Nihilism Leads to the Deathtrap of Despair; Or, Why Faith and Hope Are Crucial
My novel, The City of Earthly Desire, deals with many themes, chief among them the problem of nihilism brought about by a culture that has turned its back on all sense of meaning, religion, and tradition in the blind belief that materialism and the pursuit of pleasure alone provide for and fulfill all of humanity's needs.The problem is they don't.
Possessions end up possessing you and no matter how much you love them, they do not and cannot return your love. Pleasure, though quixotically addictive and fun, tends to fade rather quickly.

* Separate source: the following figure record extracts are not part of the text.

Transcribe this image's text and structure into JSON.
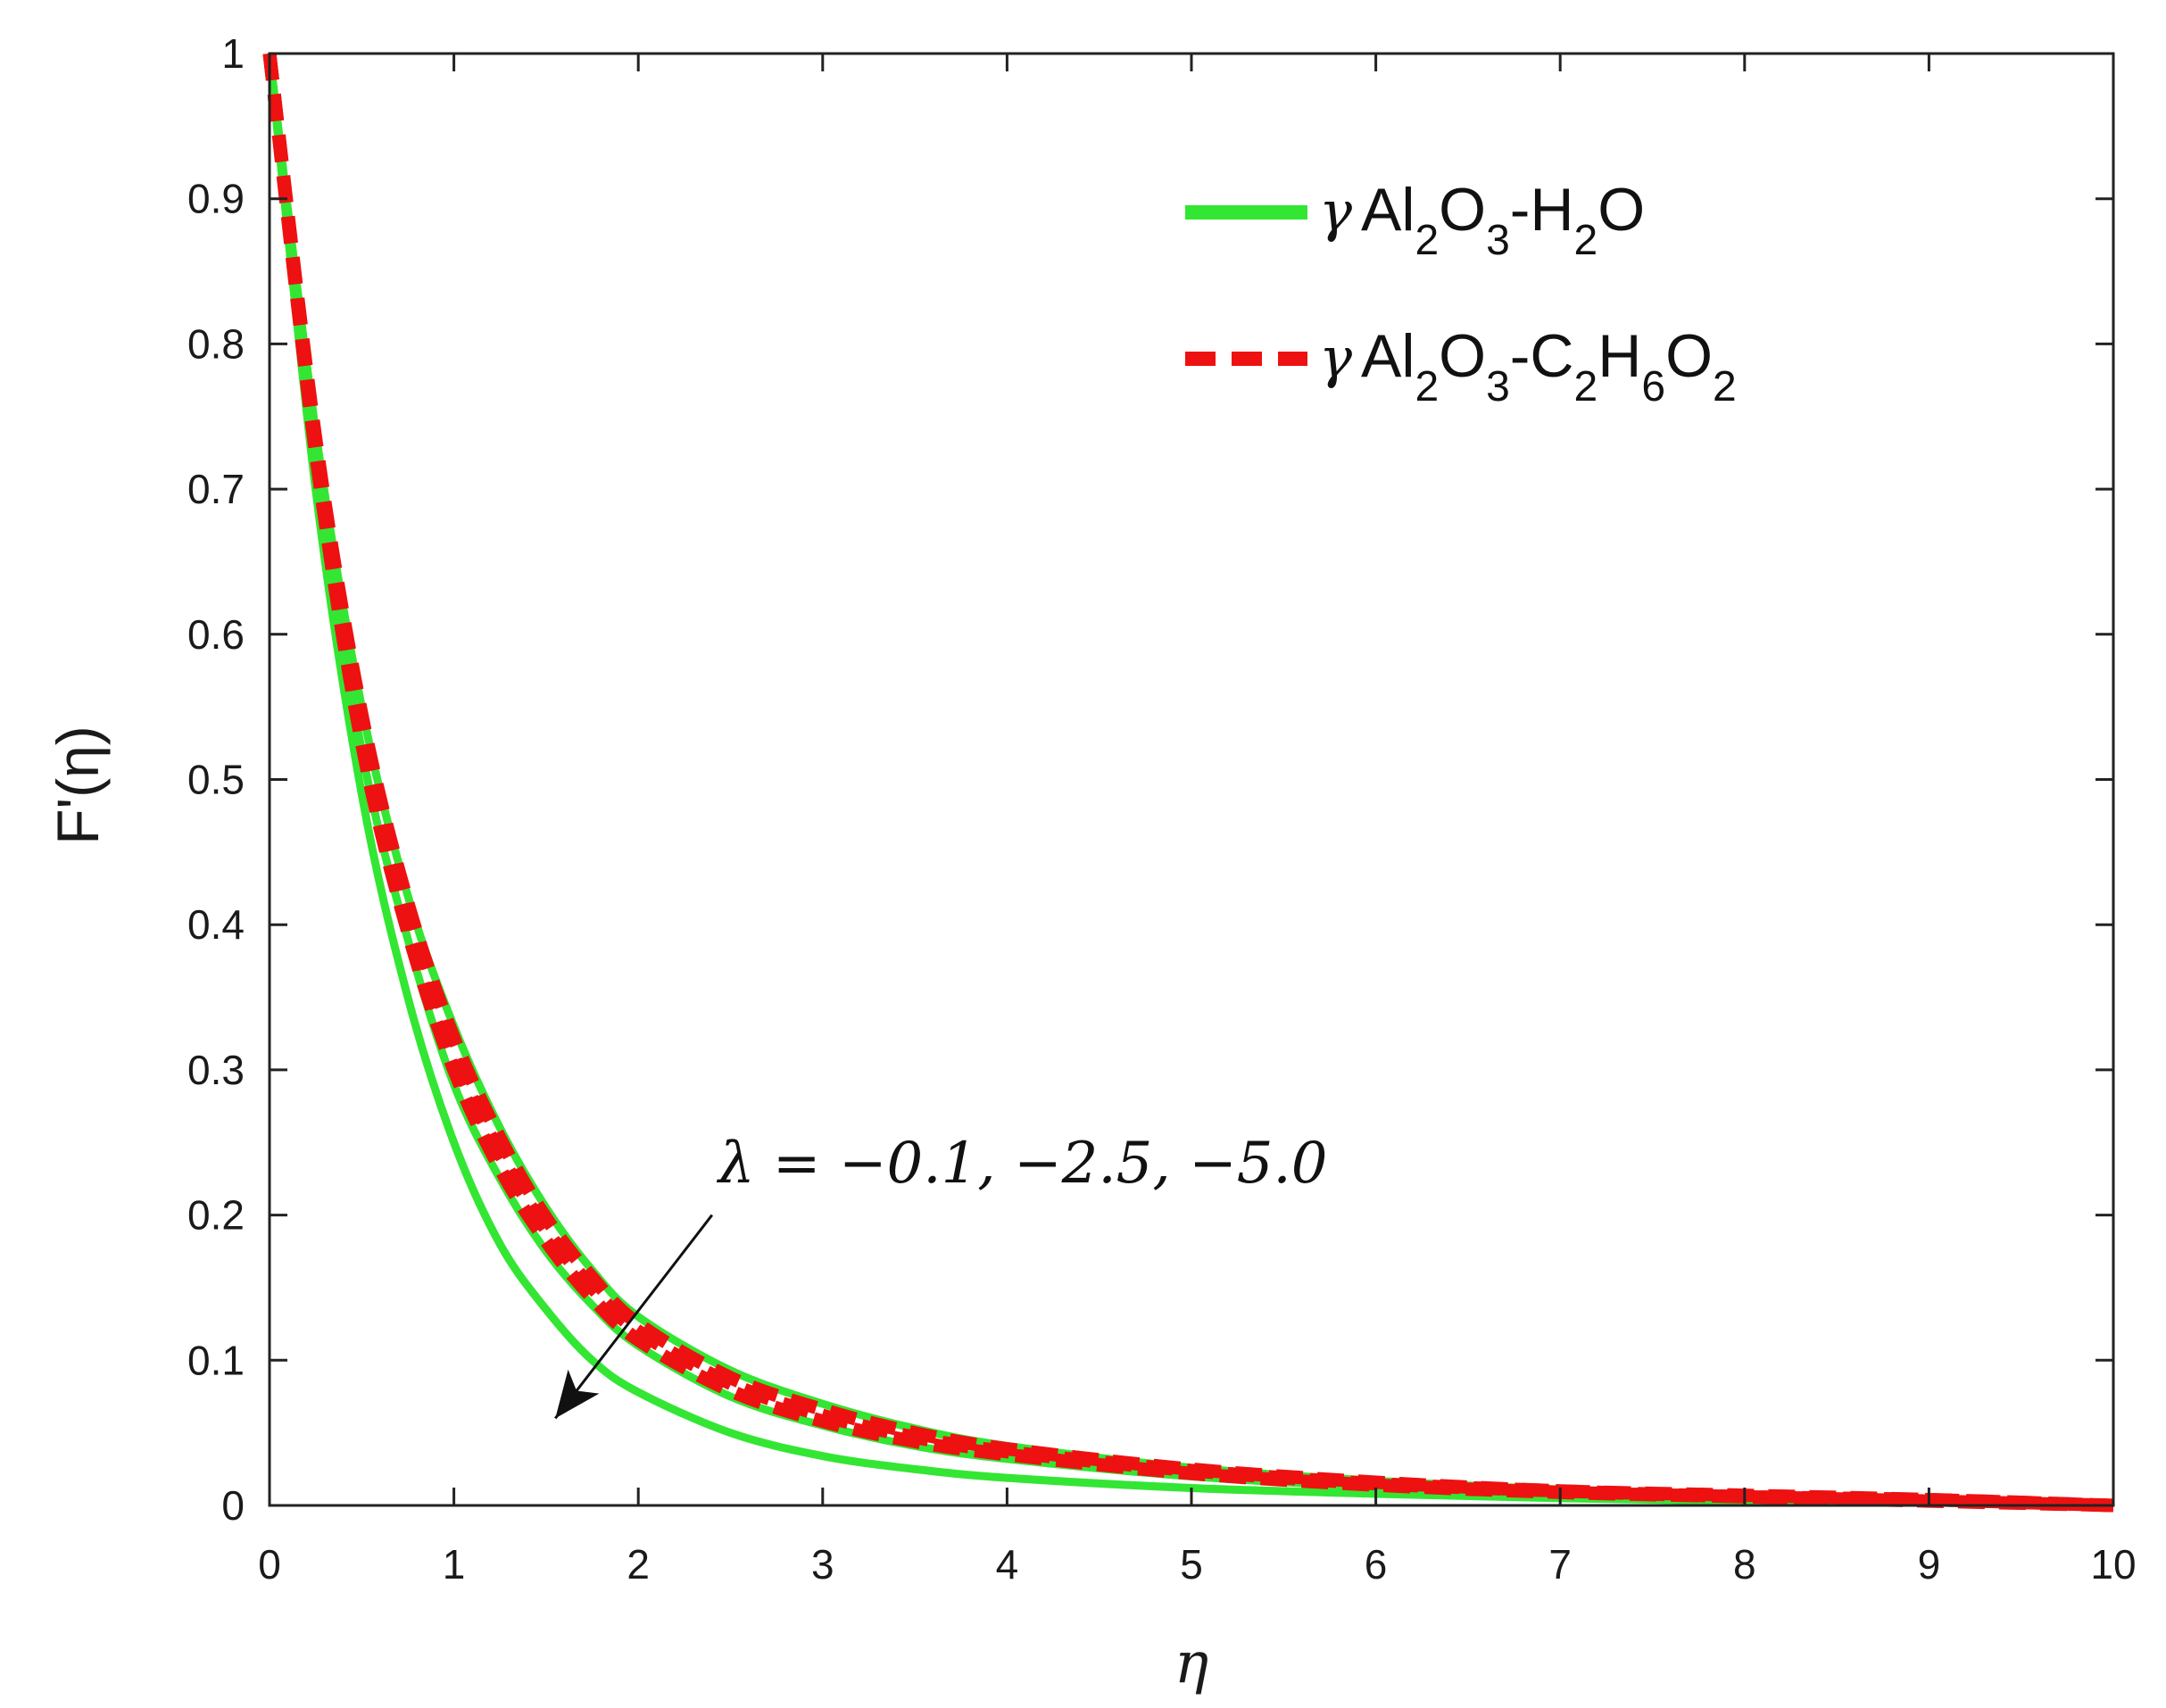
{
  "chart_data": {
    "type": "line",
    "xlabel": "η",
    "ylabel": "F'(η)",
    "xlim": [
      0,
      10
    ],
    "ylim": [
      0,
      1
    ],
    "x_ticks": [
      "0",
      "1",
      "2",
      "3",
      "4",
      "5",
      "6",
      "7",
      "8",
      "9",
      "10"
    ],
    "y_ticks": [
      "0",
      "0.1",
      "0.2",
      "0.3",
      "0.4",
      "0.5",
      "0.6",
      "0.7",
      "0.8",
      "0.9",
      "1"
    ],
    "grid": false,
    "legend": {
      "placement": "top-right",
      "entries": [
        {
          "greek": "γ",
          "text": "Al2O3-H2O",
          "style": "solid",
          "color": "#33e633"
        },
        {
          "greek": "γ",
          "text": "Al2O3-C2H6O2",
          "style": "dashed",
          "color": "#ee1111"
        }
      ]
    },
    "annotation": {
      "text": "λ = −0.1, −2.5, −5.0",
      "arrow": {
        "from": [
          2.4,
          0.2
        ],
        "to": [
          1.55,
          0.06
        ]
      }
    },
    "x": [
      0,
      0.25,
      0.5,
      0.75,
      1,
      1.25,
      1.5,
      1.75,
      2,
      2.5,
      3,
      3.5,
      4,
      5,
      6,
      7,
      8,
      9,
      10
    ],
    "series": [
      {
        "group": "γ Al2O3-H2O",
        "lambda": "-0.1",
        "style": "solid",
        "color": "#33e633",
        "values": [
          1,
          0.74,
          0.55,
          0.42,
          0.33,
          0.26,
          0.205,
          0.162,
          0.13,
          0.093,
          0.07,
          0.053,
          0.041,
          0.026,
          0.017,
          0.011,
          0.007,
          0.004,
          0.0
        ]
      },
      {
        "group": "γ Al2O3-H2O",
        "lambda": "-2.5",
        "style": "solid",
        "color": "#33e633",
        "values": [
          1,
          0.72,
          0.52,
          0.39,
          0.29,
          0.225,
          0.175,
          0.138,
          0.11,
          0.075,
          0.055,
          0.041,
          0.032,
          0.02,
          0.013,
          0.009,
          0.006,
          0.003,
          0.0
        ]
      },
      {
        "group": "γ Al2O3-H2O",
        "lambda": "-5.0",
        "style": "solid",
        "color": "#33e633",
        "values": [
          1,
          0.7,
          0.49,
          0.35,
          0.25,
          0.18,
          0.135,
          0.1,
          0.078,
          0.05,
          0.034,
          0.025,
          0.019,
          0.012,
          0.008,
          0.005,
          0.003,
          0.002,
          0.0
        ]
      },
      {
        "group": "γ Al2O3-C2H6O2",
        "lambda": "-0.1",
        "style": "dashed",
        "color": "#ee1111",
        "values": [
          1,
          0.735,
          0.545,
          0.415,
          0.322,
          0.253,
          0.198,
          0.157,
          0.125,
          0.088,
          0.066,
          0.05,
          0.039,
          0.025,
          0.016,
          0.01,
          0.007,
          0.004,
          0.0
        ]
      },
      {
        "group": "γ Al2O3-C2H6O2",
        "lambda": "-2.5",
        "style": "dashed",
        "color": "#ee1111",
        "values": [
          1,
          0.73,
          0.535,
          0.405,
          0.31,
          0.242,
          0.19,
          0.15,
          0.12,
          0.084,
          0.062,
          0.047,
          0.037,
          0.024,
          0.015,
          0.01,
          0.006,
          0.004,
          0.0
        ]
      },
      {
        "group": "γ Al2O3-C2H6O2",
        "lambda": "-5.0",
        "style": "dashed",
        "color": "#ee1111",
        "values": [
          1,
          0.725,
          0.525,
          0.395,
          0.3,
          0.232,
          0.182,
          0.143,
          0.114,
          0.079,
          0.058,
          0.044,
          0.035,
          0.022,
          0.014,
          0.009,
          0.006,
          0.003,
          0.0
        ]
      }
    ]
  }
}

The void left behind immediately demands newer and newer pleasures until, ironically, the idea of pleasure recoils back upon itself, becomes utterly perverted, and becomes saturated with sadism.
What is left after the possessions turn cold and the pleasures run black? In all honesty, not much. Nothing, in fact. This point marks the border of nihilism, the vast poisonous belief desert of nothingness which inevitably leads to despair. What is despair? Amnesia of meaning. Abandonment of hope. Rejection of faith. Past societies had built-in safety mechanisms to combat such existential crises, but modern societies have contempuously cast these aside thinking, rather foolishly, that the fight against despair is one they would never have to fight and, in the unforeseen event that they would, that materialism and pleasure would provide them with the weapons needed to win the battle.
The problem is, they haven't.
This why the rediscovery of faith and hope are crucial. They are the only things that can, not only save us, but also give us lives that are worth living. Even if we are defeated, we go down swinging or, at the very least we go down smiling, which is far more noble and human than allowing darkness to corrode us before simply cratering in on ourselves and existentially imploding.
Faith is a deep sense, seemingly bottomless, that despite so-called evidence to the contrary, absolutes exist. And hope is the undying belief that these absolutes will ultimately triumph, regardless of how bleak and meaningless the present might appear. Both are crucial and both are needed, perhaps now more than ever.